An other interesting case of data ownership is the Industrial Internet, where companies generate for their own operation data, which they use internally (mostly), in schemes such as a supervised distributes system, using typically a control room. Today a telecom network, a transport network (railways in particular, but also metro, road air and sea transport), an energy network are in this category. Some subsets of such operations data may be eligible for the company to release it for specific use.
Data generated by wearable devices is also a category of interest to the business and consumer communities, with multiple purposes being envisaged already (sports, well-being, health, new forms of communications) and many more to come.
This can be one of the few large Internet brands. This can also be any company in operations such as the ones above. This can also be an individual aggregating their own data in multiple ways, for multiple purpose: current and future (forensic data, the extension of the collection of post cards and pictures into the general data domain).
Governments are data collectors. Organisations: public or private, acting in pursuit of business or social goals are data collectors.
Even when the data is accepted as not being subject to a price tag, its use must conform to established rules and laws.
A data collector builds consistent and structured sets from individual potentially unstructured data vectors.
This entails quality control of the source, or to use other language the "veracity" of the information.
The aim is to prepare the input of an efficient data processing.
A data user is typically an organisation or an individual performing analytics on data sets. For this purpose they need to either directly collect data sets, or buy rights to access such dats sets for their defined purpose and scope from data suppliers, which are the data collectors, or data brokers acting on behalf of the data collectors (retail role).
Data users needs data sets suitable for their need. This is the demand-side in economic terms, and the data collector or data broker is the supply-side.
Note that the use of data through analytics may lead to decisions, with in turn such decisions producing data sets in the command domain, for remote and distributed execution of such commands implementing the decision taken.
For instance real time systems with a feedback loop, also called automated systems, or optimal control, do not only "observe the world" through IoT sensors, but they act on the world through actuators, and supervised control, typically with supervision in a control room, as explained above.

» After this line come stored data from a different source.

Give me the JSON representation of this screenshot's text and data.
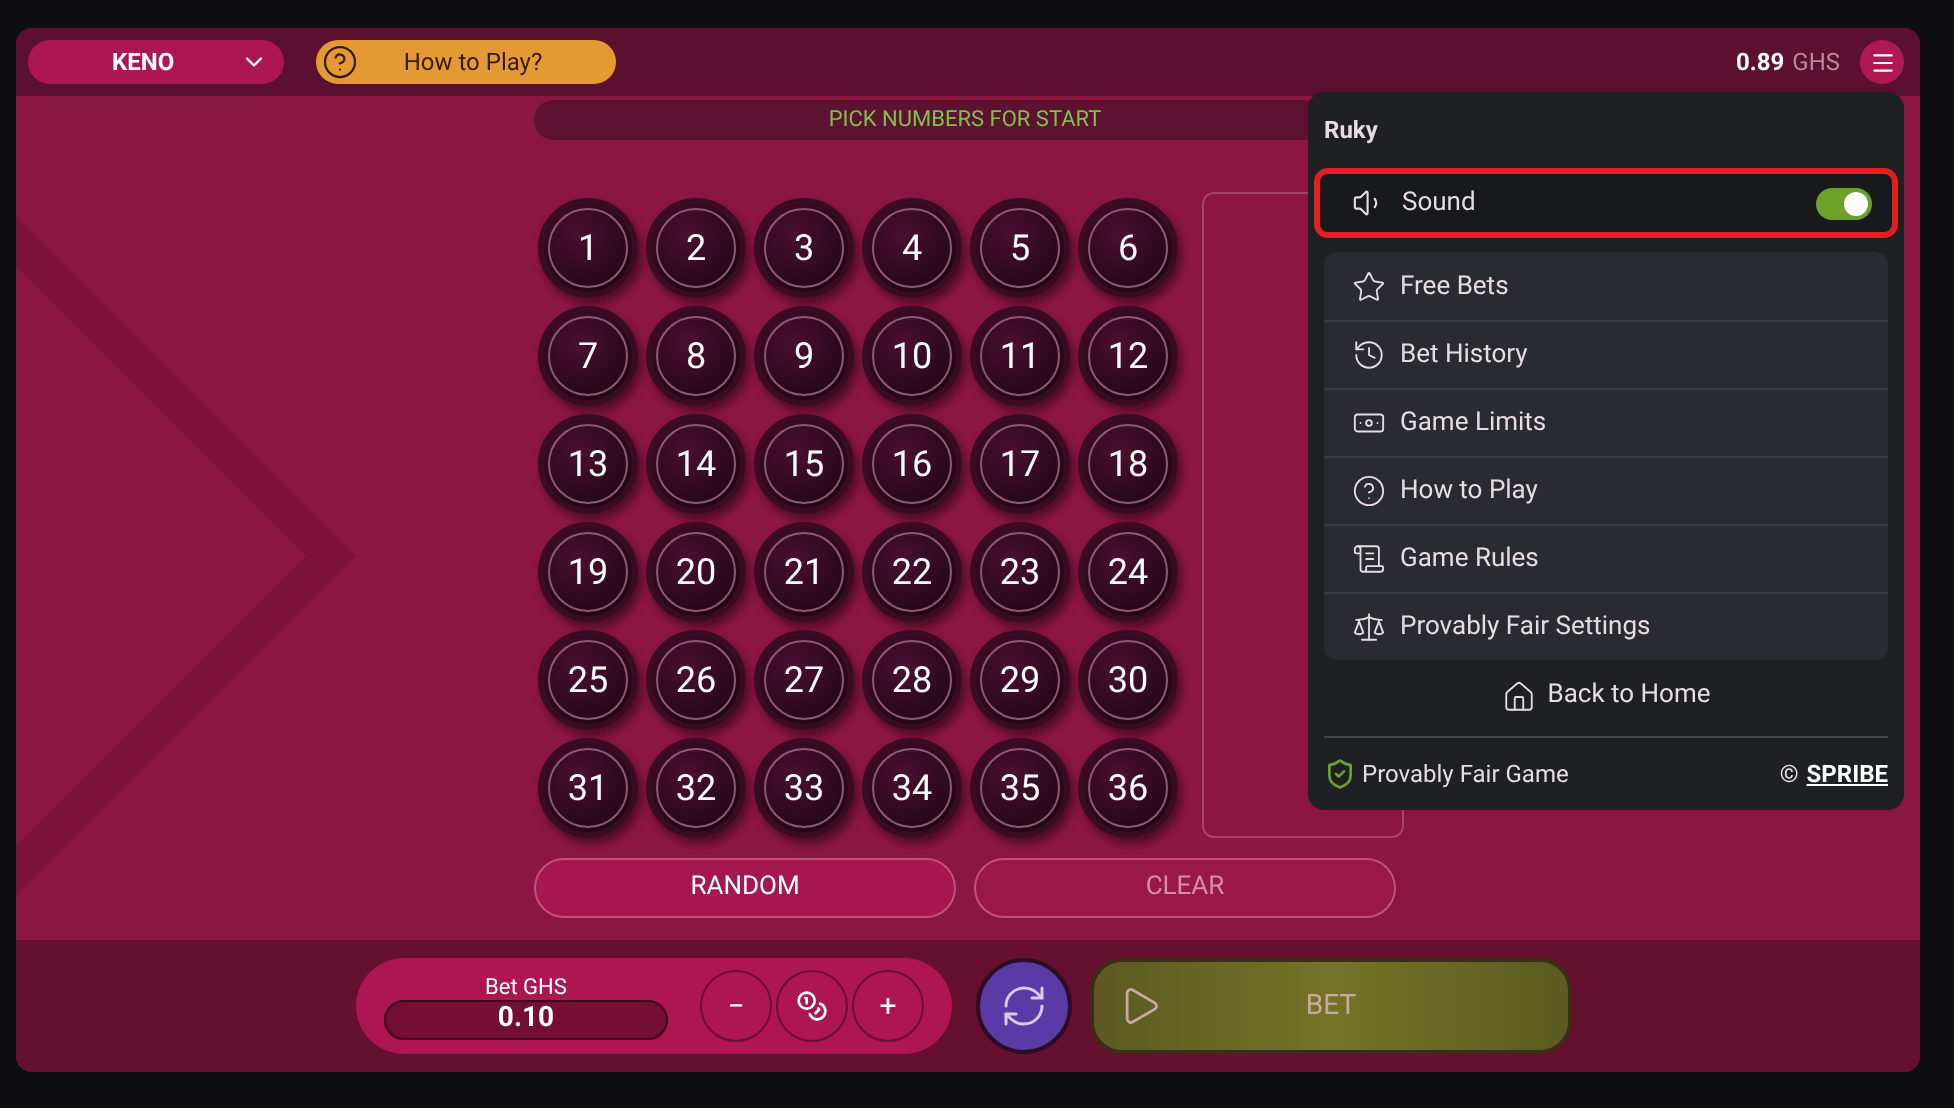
{
  "header": {
    "game_select": "KENO",
    "how_to_play": "How to Play?",
    "balance_amount": "0.89",
    "balance_currency": "GHS"
  },
  "status_bar": {
    "text": "PICK NUMBERS FOR START"
  },
  "numbers": [
    {
      "label": "1",
      "selected": false
    },
    {
      "label": "2",
      "selected": false
    },
    {
      "label": "3",
      "selected": false
    },
    {
      "label": "4",
      "selected": false
    },
    {
      "label": "5",
      "selected": false
    },
    {
      "label": "6",
      "selected": false
    },
    {
      "label": "7",
      "selected": false
    },
    {
      "label": "8",
      "selected": false
    },
    {
      "label": "9",
      "selected": false
    },
    {
      "label": "10",
      "selected": false
    },
    {
      "label": "11",
      "selected": false
    },
    {
      "label": "12",
      "selected": false
    },
    {
      "label": "13",
      "selected": false
    },
    {
      "label": "14",
      "selected": false
    },
    {
      "label": "15",
      "selected": false
    },
    {
      "label": "16",
      "selected": false
    },
    {
      "label": "17",
      "selected": false
    },
    {
      "label": "18",
      "selected": false
    },
    {
      "label": "19",
      "selected": false
    },
    {
      "label": "20",
      "selected": false
    },
    {
      "label": "21",
      "selected": false
    },
    {
      "label": "22",
      "selected": false
    },
    {
      "label": "23",
      "selected": false
    },
    {
      "label": "24",
      "selected": false
    },
    {
      "label": "25",
      "selected": false
    },
    {
      "label": "26",
      "selected": false
    },
    {
      "label": "27",
      "selected": false
    },
    {
      "label": "28",
      "selected": false
    },
    {
      "label": "29",
      "selected": false
    },
    {
      "label": "30",
      "selected": false
    },
    {
      "label": "31",
      "selected": false
    },
    {
      "label": "32",
      "selected": false
    },
    {
      "label": "33",
      "selected": false
    },
    {
      "label": "34",
      "selected": false
    },
    {
      "label": "35",
      "selected": false
    },
    {
      "label": "36",
      "selected": false
    }
  ],
  "actions": [
    {
      "label": "RANDOM",
      "disabled": false
    },
    {
      "label": "CLEAR",
      "disabled": true
    }
  ],
  "bet": {
    "label": "Bet GHS",
    "value": "0.10",
    "minus": "−",
    "plus": "+",
    "button": "BET"
  },
  "menu": {
    "user": "Ruky",
    "sound": {
      "label": "Sound",
      "on": true,
      "highlighted": true
    },
    "items": [
      {
        "label": "Free Bets",
        "kind": "star"
      },
      {
        "label": "Bet History",
        "kind": "history"
      },
      {
        "label": "Game Limits",
        "kind": "money"
      },
      {
        "label": "How to Play",
        "kind": "help"
      },
      {
        "label": "Game Rules",
        "kind": "rules"
      },
      {
        "label": "Provably Fair Settings",
        "kind": "scales"
      }
    ],
    "home": "Back to Home",
    "fair": "Provably Fair Game",
    "copyright": "©",
    "brand": "SPRIBE"
  }
}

SCADA systems (supervisory control and data acquisition) are an important case of operational data use.
Naturally, when the data collector gathers data, and forms data sets, initial data D0 is transformed into D1 and the set accessed by a user for a specific purpose and scope is D1* (optimised or limited for this use).
Hence a data path from extraction, collection, shaping, homogeneising and fitting to user purpose.
Users purchase rights to use the data for their own purpose and scope, and payment flows possibly through the data collector, with part of the payment remunerating the data owners.
The organisation of payment and retail is being studied, and a publication addressing this subject is being prepared.